23 de janeiro de 2016

Joy


Este filme colocou-me uma questão: Se fosses tu o que farias?
Há uma sensação na vida a que eu chamo "saltar da prancha de uma piscina". Descrevo-a como o exacto momento em que estás lá em cima, bem alto e com vertigens, sem conseguires decidir se saltas ou desces, se arriscas ou desistes. E do teu fundo vem uma coragem repentina, um frio na barriga, que te faz arriscar e saltar lá bem do alto. Este filme é esta sensação, esta força e adrenalina.
Spoiler Alert

Os principais momentos em que esta sensação acontece no filme são quando Joy desliga o telefone... (salta da prancha de uma piscina) e quando assina bancarrota... (salta da prancha de uma pisicna).
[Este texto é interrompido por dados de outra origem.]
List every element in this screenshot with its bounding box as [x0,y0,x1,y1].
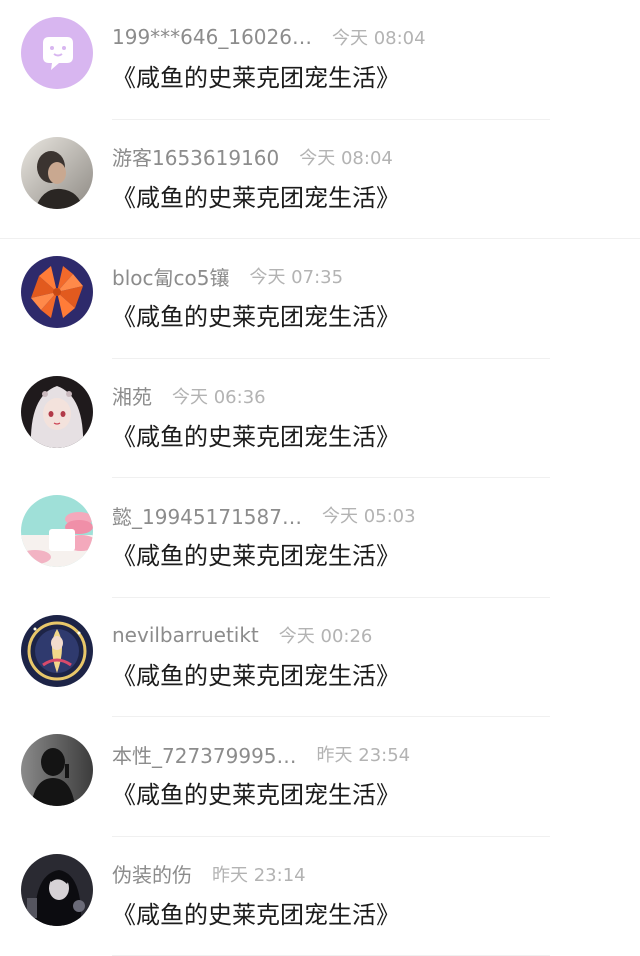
comment-text[interactable]: 《咸鱼的史莱克团宠生活》 [112,297,400,332]
avatar[interactable] [21,495,93,567]
anime-girl-image [21,376,93,448]
comment-item[interactable]: 199***646_16026… 今天 08:04 《咸鱼的史莱克团宠生活》 [0,0,640,120]
comment-text[interactable]: 《咸鱼的史莱克团宠生活》 [112,656,400,691]
dark-girl-image [21,854,93,926]
avatar[interactable] [21,734,93,806]
username[interactable]: bloc匐co5镶 [112,262,229,291]
comment-item[interactable]: 湘苑 今天 06:36 《咸鱼的史莱克团宠生活》 [0,359,640,479]
username[interactable]: nevilbarruetikt [112,623,259,647]
comment-text[interactable]: 《咸鱼的史莱克团宠生活》 [112,895,400,930]
timestamp: 今天 05:03 [322,502,416,528]
chat-bubble-icon [21,17,93,89]
timestamp: 昨天 23:54 [317,741,411,767]
username[interactable]: 伪装的伤 [112,859,192,888]
avatar[interactable] [21,256,93,328]
avatar[interactable] [21,376,93,448]
anime-moon-image [21,615,93,687]
avatar[interactable] [21,615,93,687]
username[interactable]: 本性_727379995… [112,740,297,769]
comment-list: 199***646_16026… 今天 08:04 《咸鱼的史莱克团宠生活》 [0,0,640,956]
macaron-image [21,495,93,567]
username[interactable]: 湘苑 [112,381,152,410]
avatar[interactable] [21,17,93,89]
comment-item[interactable]: bloc匐co5镶 今天 07:35 《咸鱼的史莱克团宠生活》 [0,239,640,359]
timestamp: 昨天 23:14 [212,861,306,887]
silhouette-image [21,734,93,806]
timestamp: 今天 08:04 [332,24,426,50]
comment-text[interactable]: 《咸鱼的史莱克团宠生活》 [112,775,400,810]
username[interactable]: 199***646_16026… [112,25,312,49]
comment-text[interactable]: 《咸鱼的史莱克团宠生活》 [112,178,400,213]
comment-item[interactable]: nevilbarruetikt 今天 00:26 《咸鱼的史莱克团宠生活》 [0,598,640,718]
comment-text[interactable]: 《咸鱼的史莱克团宠生活》 [112,58,400,93]
username[interactable]: 懿_19945171587… [112,501,302,530]
comment-text[interactable]: 《咸鱼的史莱克团宠生活》 [112,417,400,452]
avatar[interactable] [21,137,93,209]
comment-item[interactable]: 本性_727379995… 昨天 23:54 《咸鱼的史莱克团宠生活》 [0,717,640,837]
username[interactable]: 游客1653619160 [112,142,279,171]
comment-item[interactable]: 游客1653619160 今天 08:04 《咸鱼的史莱克团宠生活》 [0,120,640,240]
avatar[interactable] [21,854,93,926]
timestamp: 今天 06:36 [172,383,266,409]
timestamp: 今天 00:26 [279,622,373,648]
timestamp: 今天 07:35 [249,263,343,289]
comment-item[interactable]: 懿_19945171587… 今天 05:03 《咸鱼的史莱克团宠生活》 [0,478,640,598]
origami-flower-image [21,256,93,328]
comment-item[interactable]: 伪装的伤 昨天 23:14 《咸鱼的史莱克团宠生活》 [0,837,640,956]
user-photo [21,137,93,209]
comment-text[interactable]: 《咸鱼的史莱克团宠生活》 [112,536,400,571]
timestamp: 今天 08:04 [299,144,393,170]
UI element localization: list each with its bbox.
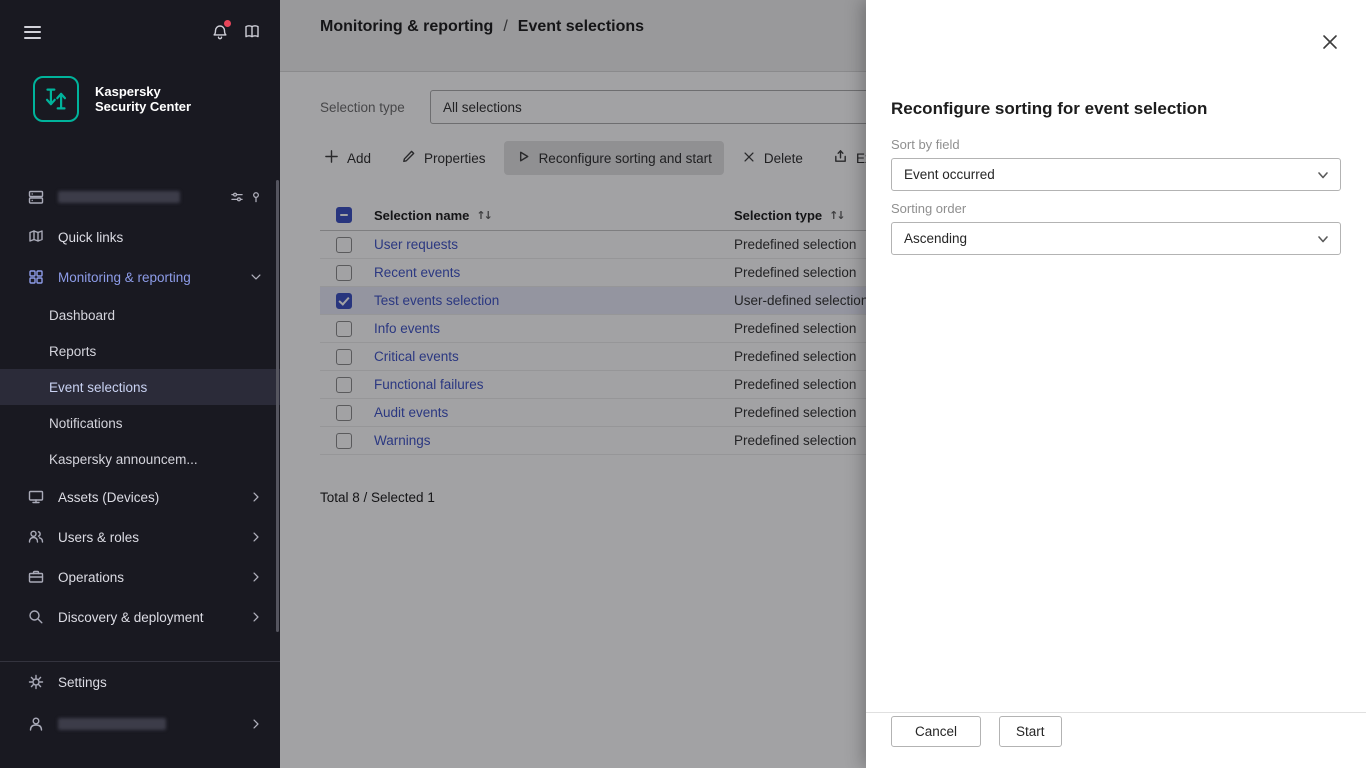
user-name-redacted <box>58 718 166 730</box>
sliders-icon[interactable] <box>230 190 244 204</box>
sidebar-item-announcements[interactable]: Kaspersky announcem... <box>0 441 280 477</box>
sidebar-item-label: Discovery & deployment <box>58 610 204 625</box>
server-icon <box>27 188 45 206</box>
sidebar-item-assets[interactable]: Assets (Devices) <box>0 477 280 517</box>
chevron-right-icon <box>249 530 263 544</box>
chevron-down-icon <box>1316 168 1330 182</box>
sidebar: Kaspersky Security Center <box>0 0 280 768</box>
logo-title: Kaspersky <box>95 84 191 99</box>
sidebar-top-bar <box>0 0 280 64</box>
drawer-title: Reconfigure sorting for event selection <box>891 99 1207 119</box>
kaspersky-logo-icon <box>33 76 79 122</box>
sidebar-item-label: Users & roles <box>58 530 139 545</box>
sidebar-item-label: Monitoring & reporting <box>58 270 191 285</box>
sidebar-item-operations[interactable]: Operations <box>0 557 280 597</box>
documentation-book-icon[interactable] <box>243 23 261 41</box>
sidebar-nav: Quick links Monitoring & reporting Dashb… <box>0 177 280 702</box>
sidebar-scrollbar[interactable] <box>276 180 279 632</box>
app-window: Kaspersky Security Center <box>0 0 1366 768</box>
sort-by-field-label: Sort by field <box>891 137 960 152</box>
server-name-redacted <box>58 191 180 203</box>
sidebar-item-event-selections[interactable]: Event selections <box>0 369 280 405</box>
notification-badge <box>224 20 231 27</box>
monitor-icon <box>27 488 45 506</box>
grid-icon <box>27 268 45 286</box>
person-icon <box>27 715 45 733</box>
search-icon <box>27 608 45 626</box>
briefcase-icon <box>27 568 45 586</box>
sidebar-item-users-roles[interactable]: Users & roles <box>0 517 280 557</box>
app-logo: Kaspersky Security Center <box>0 64 280 122</box>
sidebar-item-dashboard[interactable]: Dashboard <box>0 297 280 333</box>
chevron-right-icon <box>249 717 263 731</box>
sidebar-item-settings[interactable]: Settings <box>0 662 280 702</box>
sort-by-field-dropdown[interactable]: Event occurred <box>891 158 1341 191</box>
menu-icon[interactable] <box>24 26 41 39</box>
cancel-button[interactable]: Cancel <box>891 716 981 747</box>
users-icon <box>27 528 45 546</box>
map-icon <box>27 228 45 246</box>
chevron-right-icon <box>249 610 263 624</box>
sidebar-item-server[interactable] <box>0 177 280 217</box>
sorting-order-dropdown[interactable]: Ascending <box>891 222 1341 255</box>
close-icon[interactable] <box>1320 32 1340 52</box>
pin-icon[interactable] <box>249 190 263 204</box>
logo-subtitle: Security Center <box>95 99 191 114</box>
drawer-footer: Cancel Start <box>866 712 1366 768</box>
notifications-bell-icon[interactable] <box>211 23 229 41</box>
chevron-down-icon <box>1316 232 1330 246</box>
chevron-right-icon <box>249 570 263 584</box>
sidebar-item-current-user[interactable] <box>0 704 280 744</box>
sidebar-item-label: Assets (Devices) <box>58 490 159 505</box>
sidebar-item-discovery[interactable]: Discovery & deployment <box>0 597 280 637</box>
sorting-order-label: Sorting order <box>891 201 966 216</box>
sidebar-item-label: Quick links <box>58 230 123 245</box>
chevron-right-icon <box>249 490 263 504</box>
sidebar-item-label: Settings <box>58 675 107 690</box>
sidebar-item-notifications[interactable]: Notifications <box>0 405 280 441</box>
sidebar-item-reports[interactable]: Reports <box>0 333 280 369</box>
reconfigure-sorting-drawer: Reconfigure sorting for event selection … <box>866 0 1366 768</box>
gear-icon <box>27 673 45 691</box>
start-button[interactable]: Start <box>999 716 1062 747</box>
sidebar-item-quick-links[interactable]: Quick links <box>0 217 280 257</box>
chevron-down-icon <box>249 270 263 284</box>
sidebar-item-label: Operations <box>58 570 124 585</box>
sorting-order-value: Ascending <box>904 231 967 246</box>
sidebar-item-monitoring[interactable]: Monitoring & reporting <box>0 257 280 297</box>
sort-by-field-value: Event occurred <box>904 167 995 182</box>
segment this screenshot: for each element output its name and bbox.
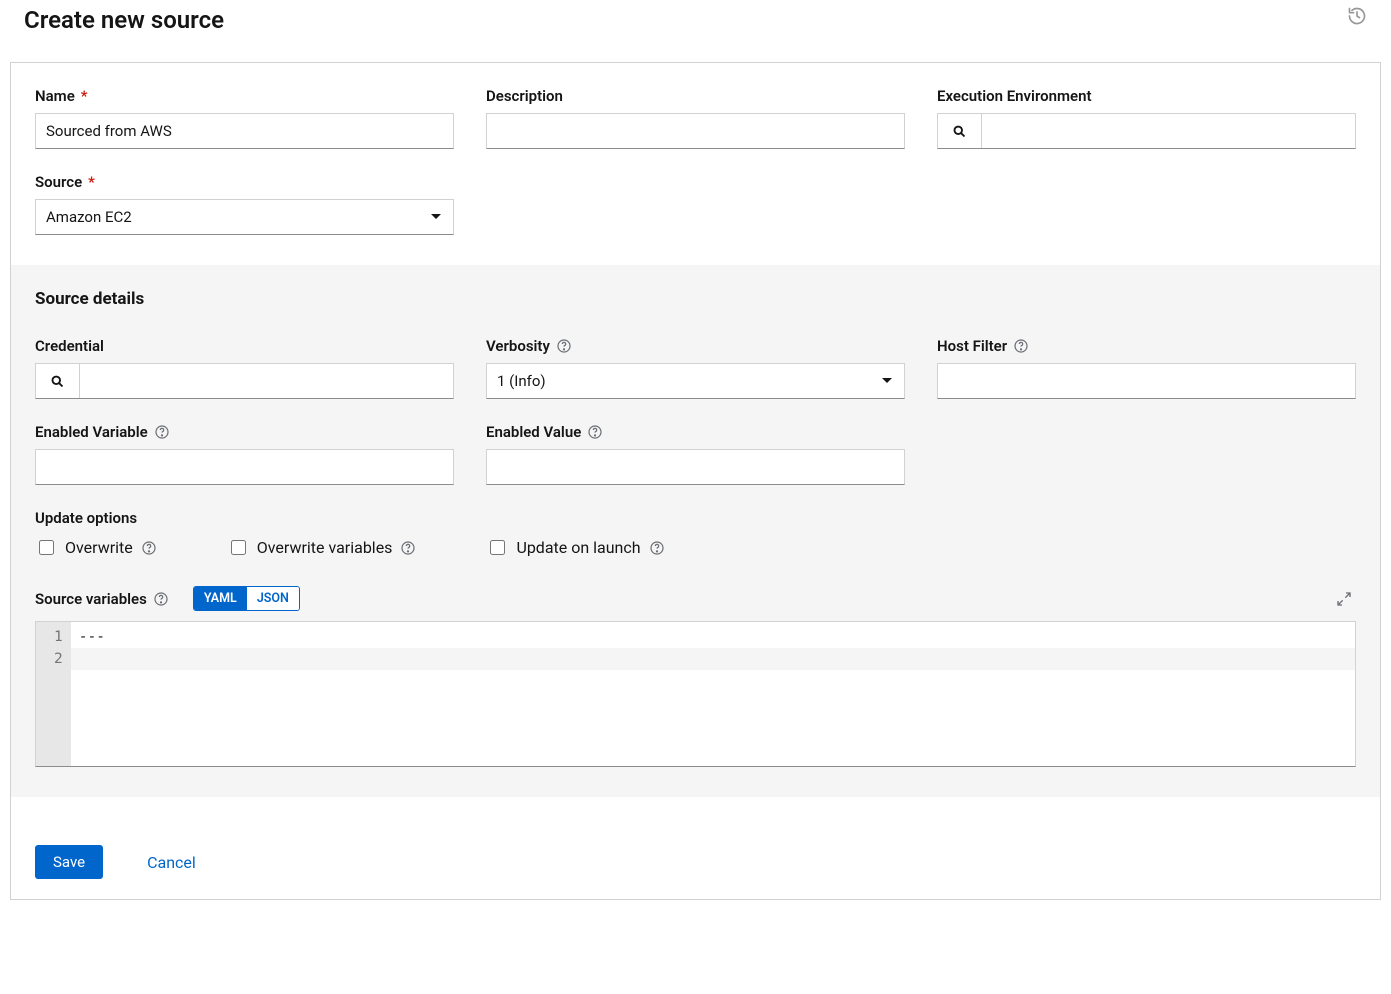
field-enabled-variable: Enabled Variable bbox=[35, 423, 454, 485]
help-icon[interactable] bbox=[1013, 338, 1029, 354]
description-input[interactable] bbox=[486, 113, 905, 149]
required-asterisk: * bbox=[81, 87, 88, 105]
update-options-label: Update options bbox=[35, 509, 1356, 527]
editor-code[interactable]: --- bbox=[71, 622, 1355, 766]
field-enabled-value: Enabled Value bbox=[486, 423, 905, 485]
field-name: Name * bbox=[35, 87, 454, 149]
overwrite-vars-checkbox[interactable] bbox=[231, 540, 246, 555]
credential-input[interactable] bbox=[80, 364, 453, 398]
expand-editor-button[interactable] bbox=[1332, 587, 1356, 611]
verbosity-label: Verbosity bbox=[486, 337, 550, 355]
field-exec-env: Execution Environment bbox=[937, 87, 1356, 149]
help-icon[interactable] bbox=[400, 540, 416, 556]
overwrite-checkbox[interactable] bbox=[39, 540, 54, 555]
page-title: Create new source bbox=[24, 6, 224, 34]
overwrite-label: Overwrite bbox=[65, 538, 133, 557]
field-credential: Credential bbox=[35, 337, 454, 399]
search-icon bbox=[952, 124, 967, 139]
editor-gutter: 1 2 bbox=[36, 622, 71, 766]
help-icon[interactable] bbox=[154, 424, 170, 440]
enabled-variable-label: Enabled Variable bbox=[35, 423, 148, 441]
exec-env-label: Execution Environment bbox=[937, 87, 1092, 105]
help-icon[interactable] bbox=[153, 591, 169, 607]
field-source: Source * bbox=[35, 173, 454, 235]
expand-icon bbox=[1336, 591, 1352, 607]
name-input[interactable] bbox=[35, 113, 454, 149]
host-filter-input[interactable] bbox=[937, 363, 1356, 399]
update-on-launch-label: Update on launch bbox=[516, 538, 640, 557]
save-button[interactable]: Save bbox=[35, 845, 103, 879]
field-host-filter: Host Filter bbox=[937, 337, 1356, 399]
update-on-launch-checkbox[interactable] bbox=[490, 540, 505, 555]
description-label: Description bbox=[486, 87, 563, 105]
field-verbosity: Verbosity bbox=[486, 337, 905, 399]
update-on-launch-checkbox-wrap[interactable]: Update on launch bbox=[486, 537, 664, 558]
overwrite-vars-label: Overwrite variables bbox=[257, 538, 393, 557]
source-details-heading: Source details bbox=[35, 289, 1356, 309]
format-toggle: YAML JSON bbox=[193, 586, 300, 611]
code-line-1: --- bbox=[79, 626, 1347, 648]
format-json-button[interactable]: JSON bbox=[247, 587, 299, 610]
cancel-button[interactable]: Cancel bbox=[141, 852, 202, 873]
enabled-value-input[interactable] bbox=[486, 449, 905, 485]
code-line-2 bbox=[71, 648, 1355, 670]
enabled-value-label: Enabled Value bbox=[486, 423, 581, 441]
help-icon[interactable] bbox=[141, 540, 157, 556]
overwrite-checkbox-wrap[interactable]: Overwrite bbox=[35, 537, 157, 558]
field-description: Description bbox=[486, 87, 905, 149]
search-icon bbox=[50, 374, 65, 389]
help-icon[interactable] bbox=[649, 540, 665, 556]
exec-env-input[interactable] bbox=[982, 114, 1355, 148]
update-options-group: Overwrite Overwrite variables Update on … bbox=[35, 537, 1356, 558]
source-variables-editor[interactable]: 1 2 --- bbox=[35, 621, 1356, 767]
source-label: Source bbox=[35, 173, 82, 191]
help-icon[interactable] bbox=[587, 424, 603, 440]
enabled-variable-input[interactable] bbox=[35, 449, 454, 485]
source-select[interactable] bbox=[35, 199, 454, 235]
overwrite-vars-checkbox-wrap[interactable]: Overwrite variables bbox=[227, 537, 417, 558]
format-yaml-button[interactable]: YAML bbox=[194, 587, 247, 610]
host-filter-label: Host Filter bbox=[937, 337, 1007, 355]
name-label: Name bbox=[35, 87, 75, 105]
verbosity-select[interactable] bbox=[486, 363, 905, 399]
form-card: Name * Description Execution Environment bbox=[10, 62, 1381, 900]
credential-label: Credential bbox=[35, 337, 104, 355]
help-icon[interactable] bbox=[556, 338, 572, 354]
required-asterisk: * bbox=[88, 173, 95, 191]
credential-search-button[interactable] bbox=[36, 364, 80, 398]
form-footer: Save Cancel bbox=[11, 797, 1380, 899]
source-variables-label: Source variables bbox=[35, 590, 147, 608]
history-icon[interactable] bbox=[1347, 6, 1367, 26]
exec-env-search-button[interactable] bbox=[938, 114, 982, 148]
Mostra-nos uma flexibilidade e inteligência tão profundas, quase super humanas. A história de é um exemplo de persistência, confiança e determinação, a prova de que se acreditares em ti ou num projecto consegues grandes resultados. Estas histórias merecem ser contadas em vida, chega de homenagear quem já partiu.


Por isso louvo o facto da verdadeira Joy Magano ser produtora executiva do filme,continuando a alimentar os seus sonhos e o seu império, sem falsas modéstias, tal como no retrato cinematográfico. Se reflectirmos acerca disto percebemos o porquê de nas cenas finais a empresária parecer tão distante de Neil (Bradley Cooper), quem lhe deu a oportunidade de lançar o seu produto nacionalmente na TV. Em primeiro lugar nunca lhe foi intima, sempre teve uma postura segura, independente e assertiva. Esta heroína foi construída sem um pingo de carência afectiva, cortando qualquer possibilidade de romance. Seria muito fácil para o realizador cair neste erro, mas os planos para Joy estiveram sempre bem definidos.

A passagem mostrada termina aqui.